Anna Paquin has a bit role as Peggy, one of Frank's four daughters, and much has been made over the fact that she has so few lines in the film. Her character, described as a shy girl, acts somewhat as a witness to Frank's behavior. Early in the movie, she's shoved by a grocer and her father responds in an extreme manner. Later, as his crimes become more violent and he sneaks out of his house in the night to perform them, it is often Peggy there watching on the staircase. She might not know exactly what he's up to, but she knows it's something wrong.

Frank's parenting is one of two things that haunt him during the film's final 30 minutes, in which we see him estranged from his family, picking out a coffin and trying, but failing, to express remorse while talking to a priest. The other thing that plagues his soul is the disappearance of Hoffa, to whom Frank was a right-hand man and good friend.

The relationships between two sets of men - Frank and Russell, who acts as a father figure to Sheeran, and Frank and Hoffa, who often share hotel rooms together when traveling to visit local union chapters - is often the heart of the movie. During one hotel stay, Frank notices that Hoffa likes to keep his bedroom door slightly ajar when he sleeps at night. That shot bookends the film, but in the second instance looking in on a room inhabited by an ailing Frank. There's a world of meaning to be read into it.

Scorsese is arguably the greatest living filmmaker, and "The Irishman" feels like a retrospective of his work - while at the same time having a tone that's different from his previous mob movies. Stylistically, the picture owes as much to his recent "Silence" as it does "Goodfellas." It also employs another trait that might have seemed like an indulgence with another director, but works well in adding to the somber atmosphere: when a number of mob figures are introduced, text appears on the screen next to them indicating the date and manner in which they were killed, and most of the time it's not by natural causes.

And oddly enough, "The Irishman" reminded me of David Lynch's fabulous "Twin Peaks: The Return" in some ways. That film also used an oldies ballad - "My Prayer" - to act as a motif that tied together pivotal scenes, while also driving home the fact that while you can look back on the glory days, you can never quite recover them. Much like Lynch's work, Scorsese's latest doesn't have the youthful, exciting vibe of "Goodfellas," but rather a mournful looking back by an old man on a turbulent life full of regrets.

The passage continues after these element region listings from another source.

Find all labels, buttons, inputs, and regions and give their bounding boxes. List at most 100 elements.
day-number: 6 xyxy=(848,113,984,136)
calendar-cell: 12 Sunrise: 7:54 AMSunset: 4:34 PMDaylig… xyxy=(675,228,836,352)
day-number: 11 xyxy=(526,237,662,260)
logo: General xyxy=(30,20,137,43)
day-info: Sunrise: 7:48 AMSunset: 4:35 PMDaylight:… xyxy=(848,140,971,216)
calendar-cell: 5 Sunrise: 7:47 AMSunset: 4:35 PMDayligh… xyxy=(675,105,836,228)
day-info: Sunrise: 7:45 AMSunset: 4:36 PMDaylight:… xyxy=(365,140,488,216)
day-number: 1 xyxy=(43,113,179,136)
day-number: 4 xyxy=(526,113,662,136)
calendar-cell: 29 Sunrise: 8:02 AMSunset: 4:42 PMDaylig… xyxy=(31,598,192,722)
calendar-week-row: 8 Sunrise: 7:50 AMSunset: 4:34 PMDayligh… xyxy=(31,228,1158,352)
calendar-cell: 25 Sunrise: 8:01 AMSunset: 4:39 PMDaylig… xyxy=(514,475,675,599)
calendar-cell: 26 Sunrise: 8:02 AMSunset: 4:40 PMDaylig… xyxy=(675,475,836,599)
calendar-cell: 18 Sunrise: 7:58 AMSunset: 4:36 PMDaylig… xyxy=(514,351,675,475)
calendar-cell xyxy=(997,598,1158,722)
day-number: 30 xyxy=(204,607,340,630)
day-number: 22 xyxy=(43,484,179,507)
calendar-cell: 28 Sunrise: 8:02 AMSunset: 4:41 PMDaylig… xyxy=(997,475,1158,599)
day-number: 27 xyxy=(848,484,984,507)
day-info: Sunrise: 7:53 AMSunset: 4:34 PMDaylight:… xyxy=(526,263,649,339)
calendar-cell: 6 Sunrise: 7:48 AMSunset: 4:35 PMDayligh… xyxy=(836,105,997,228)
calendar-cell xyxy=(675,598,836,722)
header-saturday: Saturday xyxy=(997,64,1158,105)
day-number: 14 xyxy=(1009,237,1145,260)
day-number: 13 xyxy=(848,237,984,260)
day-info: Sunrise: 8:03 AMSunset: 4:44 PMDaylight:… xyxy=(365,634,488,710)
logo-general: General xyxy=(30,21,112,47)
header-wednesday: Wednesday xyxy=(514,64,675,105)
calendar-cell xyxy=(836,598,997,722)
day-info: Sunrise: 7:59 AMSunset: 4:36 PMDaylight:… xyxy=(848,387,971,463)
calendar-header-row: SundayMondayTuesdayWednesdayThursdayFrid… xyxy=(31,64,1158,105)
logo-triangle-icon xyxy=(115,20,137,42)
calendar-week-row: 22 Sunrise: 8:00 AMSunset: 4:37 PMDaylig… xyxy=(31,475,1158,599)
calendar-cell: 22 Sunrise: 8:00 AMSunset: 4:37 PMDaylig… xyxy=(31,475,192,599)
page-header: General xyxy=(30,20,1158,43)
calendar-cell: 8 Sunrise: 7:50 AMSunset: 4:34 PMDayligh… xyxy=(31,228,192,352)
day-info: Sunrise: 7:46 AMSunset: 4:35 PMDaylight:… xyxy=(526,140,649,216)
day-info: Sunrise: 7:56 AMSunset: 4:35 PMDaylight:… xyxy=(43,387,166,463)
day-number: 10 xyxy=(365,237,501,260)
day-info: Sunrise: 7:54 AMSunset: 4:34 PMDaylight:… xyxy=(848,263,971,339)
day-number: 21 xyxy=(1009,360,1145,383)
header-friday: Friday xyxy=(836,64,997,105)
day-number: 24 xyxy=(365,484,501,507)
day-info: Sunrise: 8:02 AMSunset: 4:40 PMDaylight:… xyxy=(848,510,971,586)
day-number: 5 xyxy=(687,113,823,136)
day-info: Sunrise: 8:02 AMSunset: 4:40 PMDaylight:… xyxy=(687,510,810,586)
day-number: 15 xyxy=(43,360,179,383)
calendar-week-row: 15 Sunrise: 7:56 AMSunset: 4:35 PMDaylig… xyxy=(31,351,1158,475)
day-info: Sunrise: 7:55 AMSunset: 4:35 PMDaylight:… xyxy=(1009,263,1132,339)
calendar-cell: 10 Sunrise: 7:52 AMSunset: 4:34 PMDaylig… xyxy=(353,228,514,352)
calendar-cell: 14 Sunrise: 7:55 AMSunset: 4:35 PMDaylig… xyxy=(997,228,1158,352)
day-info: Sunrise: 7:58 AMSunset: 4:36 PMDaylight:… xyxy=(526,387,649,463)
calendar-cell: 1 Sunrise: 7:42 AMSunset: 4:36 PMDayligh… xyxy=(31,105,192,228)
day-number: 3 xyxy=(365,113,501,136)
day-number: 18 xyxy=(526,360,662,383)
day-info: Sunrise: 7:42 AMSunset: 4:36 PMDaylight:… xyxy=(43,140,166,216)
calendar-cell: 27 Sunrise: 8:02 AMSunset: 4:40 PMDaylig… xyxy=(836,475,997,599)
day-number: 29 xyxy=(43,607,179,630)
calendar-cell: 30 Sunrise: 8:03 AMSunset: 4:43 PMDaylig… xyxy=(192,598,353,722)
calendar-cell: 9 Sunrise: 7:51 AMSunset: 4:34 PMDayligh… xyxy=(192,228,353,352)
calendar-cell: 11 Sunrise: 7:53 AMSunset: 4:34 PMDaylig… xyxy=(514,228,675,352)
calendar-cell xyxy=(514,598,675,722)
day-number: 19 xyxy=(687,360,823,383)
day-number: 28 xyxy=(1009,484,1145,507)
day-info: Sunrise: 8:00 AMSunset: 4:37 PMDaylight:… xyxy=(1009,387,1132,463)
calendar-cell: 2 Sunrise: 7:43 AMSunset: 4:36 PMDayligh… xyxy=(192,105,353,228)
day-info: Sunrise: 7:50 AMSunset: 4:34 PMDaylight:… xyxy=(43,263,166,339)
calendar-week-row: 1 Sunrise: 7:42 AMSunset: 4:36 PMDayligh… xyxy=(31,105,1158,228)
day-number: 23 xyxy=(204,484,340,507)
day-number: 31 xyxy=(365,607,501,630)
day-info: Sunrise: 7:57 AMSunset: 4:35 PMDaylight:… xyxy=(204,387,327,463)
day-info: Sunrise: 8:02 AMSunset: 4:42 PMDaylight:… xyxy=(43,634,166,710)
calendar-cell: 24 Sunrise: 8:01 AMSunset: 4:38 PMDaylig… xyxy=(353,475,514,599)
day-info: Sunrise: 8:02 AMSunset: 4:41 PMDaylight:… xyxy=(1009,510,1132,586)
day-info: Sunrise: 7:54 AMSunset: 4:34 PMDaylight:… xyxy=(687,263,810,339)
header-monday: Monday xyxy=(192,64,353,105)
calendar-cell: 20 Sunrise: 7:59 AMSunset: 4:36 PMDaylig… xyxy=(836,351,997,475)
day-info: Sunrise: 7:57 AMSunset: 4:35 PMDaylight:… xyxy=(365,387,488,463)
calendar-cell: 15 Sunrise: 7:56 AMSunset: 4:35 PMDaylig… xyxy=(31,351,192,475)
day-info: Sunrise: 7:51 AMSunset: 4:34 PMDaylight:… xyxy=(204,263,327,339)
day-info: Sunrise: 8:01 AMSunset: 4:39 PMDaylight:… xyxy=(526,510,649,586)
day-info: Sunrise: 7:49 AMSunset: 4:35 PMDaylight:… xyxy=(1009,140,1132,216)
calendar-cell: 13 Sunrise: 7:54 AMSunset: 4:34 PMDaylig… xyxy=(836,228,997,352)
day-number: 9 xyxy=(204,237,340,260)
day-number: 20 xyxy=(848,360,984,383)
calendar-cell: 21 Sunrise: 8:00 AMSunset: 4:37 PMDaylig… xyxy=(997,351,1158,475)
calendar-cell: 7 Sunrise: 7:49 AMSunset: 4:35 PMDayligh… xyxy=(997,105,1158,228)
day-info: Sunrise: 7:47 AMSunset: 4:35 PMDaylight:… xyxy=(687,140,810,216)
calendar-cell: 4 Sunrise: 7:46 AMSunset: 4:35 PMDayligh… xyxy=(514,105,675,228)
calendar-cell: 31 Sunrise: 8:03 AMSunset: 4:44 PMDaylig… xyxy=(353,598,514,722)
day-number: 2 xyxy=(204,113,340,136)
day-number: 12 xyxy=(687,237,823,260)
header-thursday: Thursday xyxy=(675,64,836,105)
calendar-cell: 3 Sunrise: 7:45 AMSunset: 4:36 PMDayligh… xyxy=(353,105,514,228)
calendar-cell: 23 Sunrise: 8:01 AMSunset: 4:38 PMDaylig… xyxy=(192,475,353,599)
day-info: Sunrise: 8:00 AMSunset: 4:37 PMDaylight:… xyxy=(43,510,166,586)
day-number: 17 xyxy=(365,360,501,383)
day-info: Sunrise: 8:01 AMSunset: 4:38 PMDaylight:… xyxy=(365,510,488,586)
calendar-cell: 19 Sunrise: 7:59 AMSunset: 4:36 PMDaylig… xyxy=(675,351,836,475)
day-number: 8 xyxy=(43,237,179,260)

This is one of the year's best movies, and it's the type that you need at least two viewings to fully grasp. At age 77, Scorsese might be winding down the genre with which he has long been associated, but "The Irishman" isn't just a greatest hits package. Instead, it's a powerhouse movie that observes a man who, by the nature of his work, shouldn't have lived as long as he did, and his punishment is to live with the ghosts that he helped to create.